Mining industry, environmental groups watch as Canada plans new coal effluent rules – by Paul Withers (CBC News Nova Scotia – February 22, 2017)

http://www.cbc.ca/news/canada/nova-scotia/

Environment and Climate Change Canada is considering plans to impose new effluent limits that would reduce harmful discharges from coal mining by 2019.

Ottawa’s proposal would require new coal mines to collect and monitor all effluent through a final discharge point where it would have to meet new limits for suspended solids, nitrates and a toxic byproduct called selenium.

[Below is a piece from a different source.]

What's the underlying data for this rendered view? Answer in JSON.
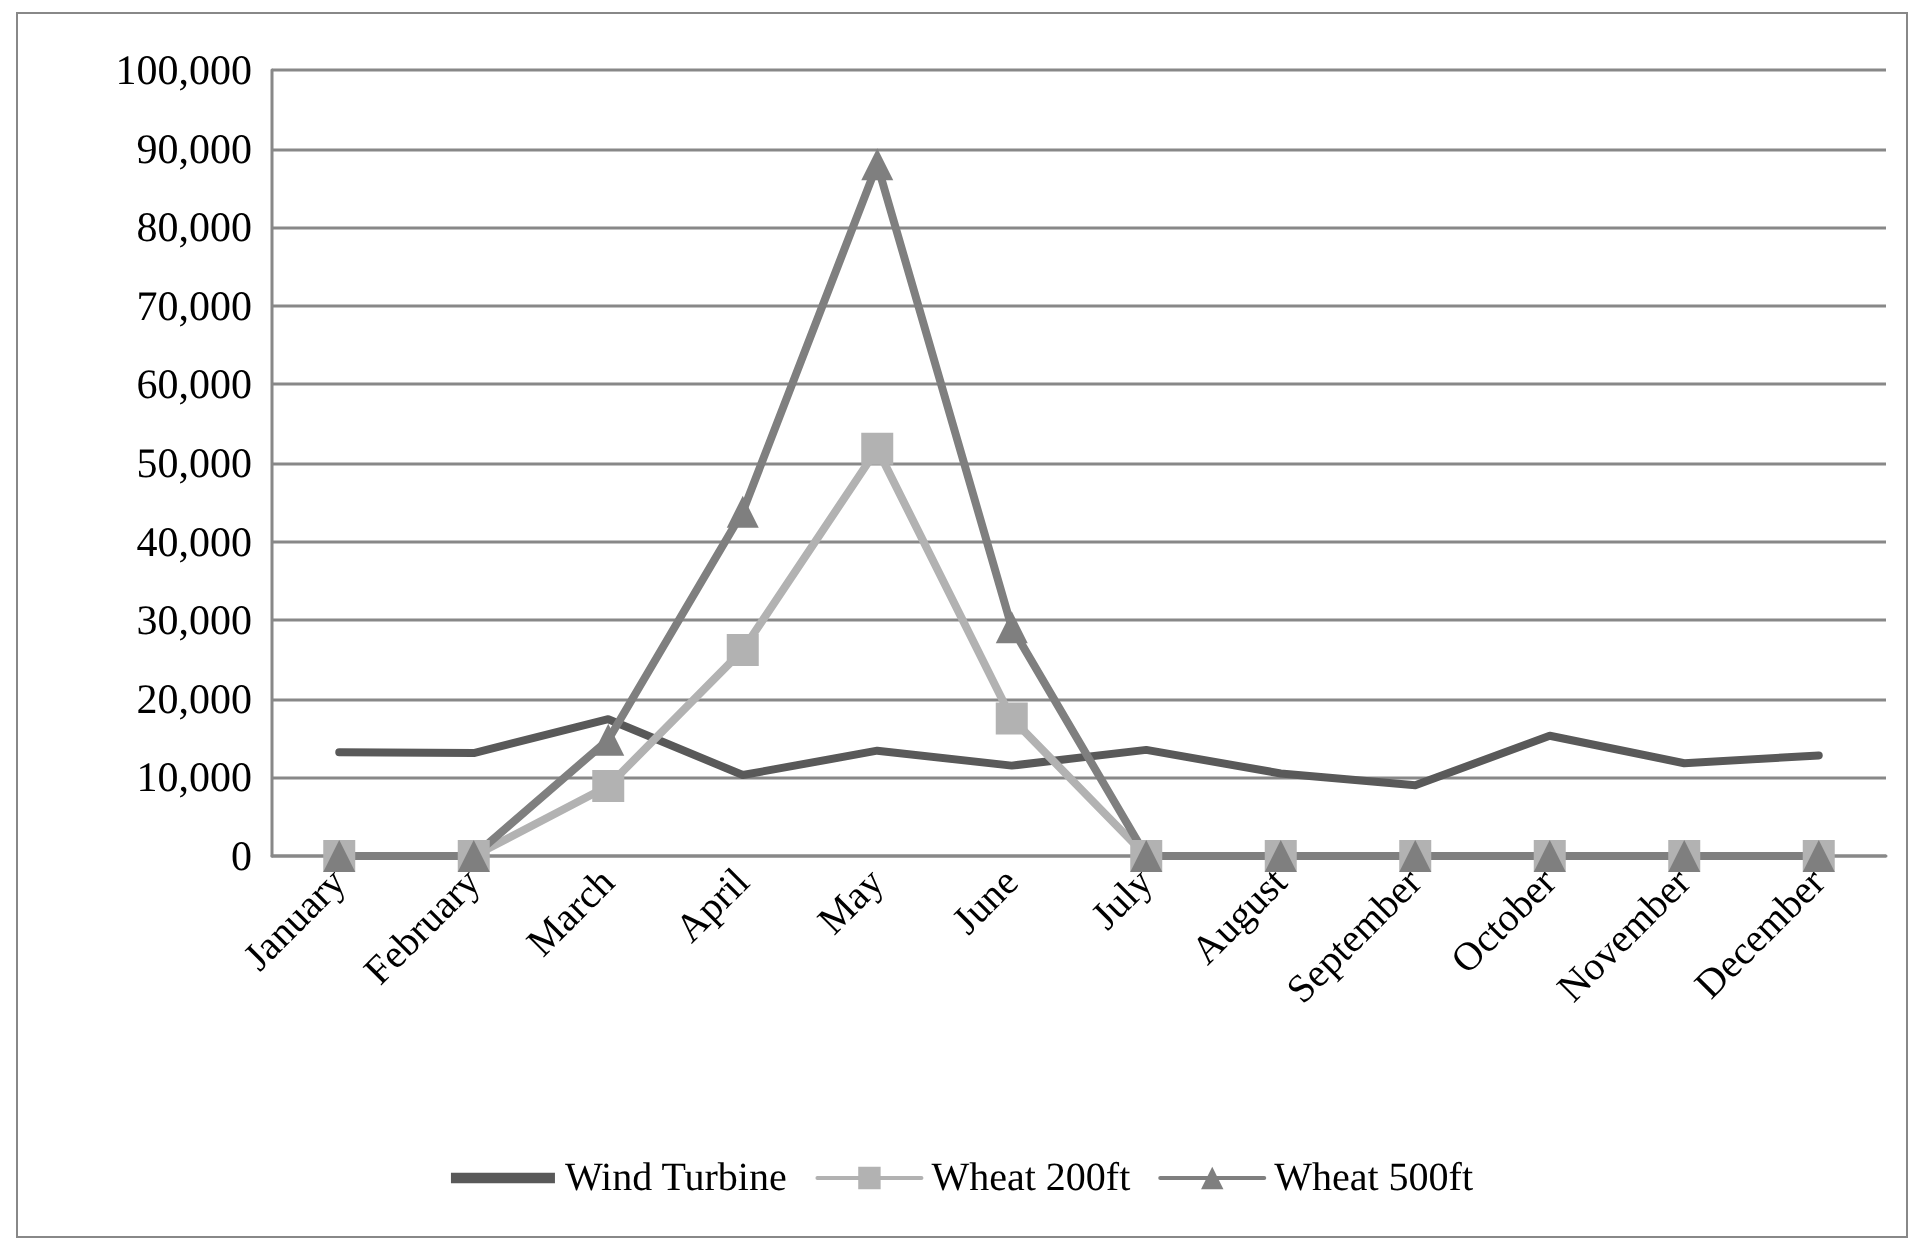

For existing mines, effluent limits would be monitored after discharge into the environment. The department held its first stakeholder consultation in Nova Scotia on Wednesday. More meetings are scheduled for Saskatchewan, Alberta and British Columbia in coming weeks.

“It’s at the very preliminary stage; we don’t know even what the limits are that they are looking at,” Gretchen Fitzgerald, director of the Sierra Club of Canada, said after the briefing in Truro, N.S.

“Hopefully in the months ahead we will see more information.” Fitzgerald said she is concerned the department is proposing to allow coal mine tailings to be discharged into lakes and other natural water bodies with fish “under certain conditions.”

The department says coal waste discharge into lakes would have to be “shown as the best option for disposal, taking into account environmental, technical, socioeconomic and economic factors.”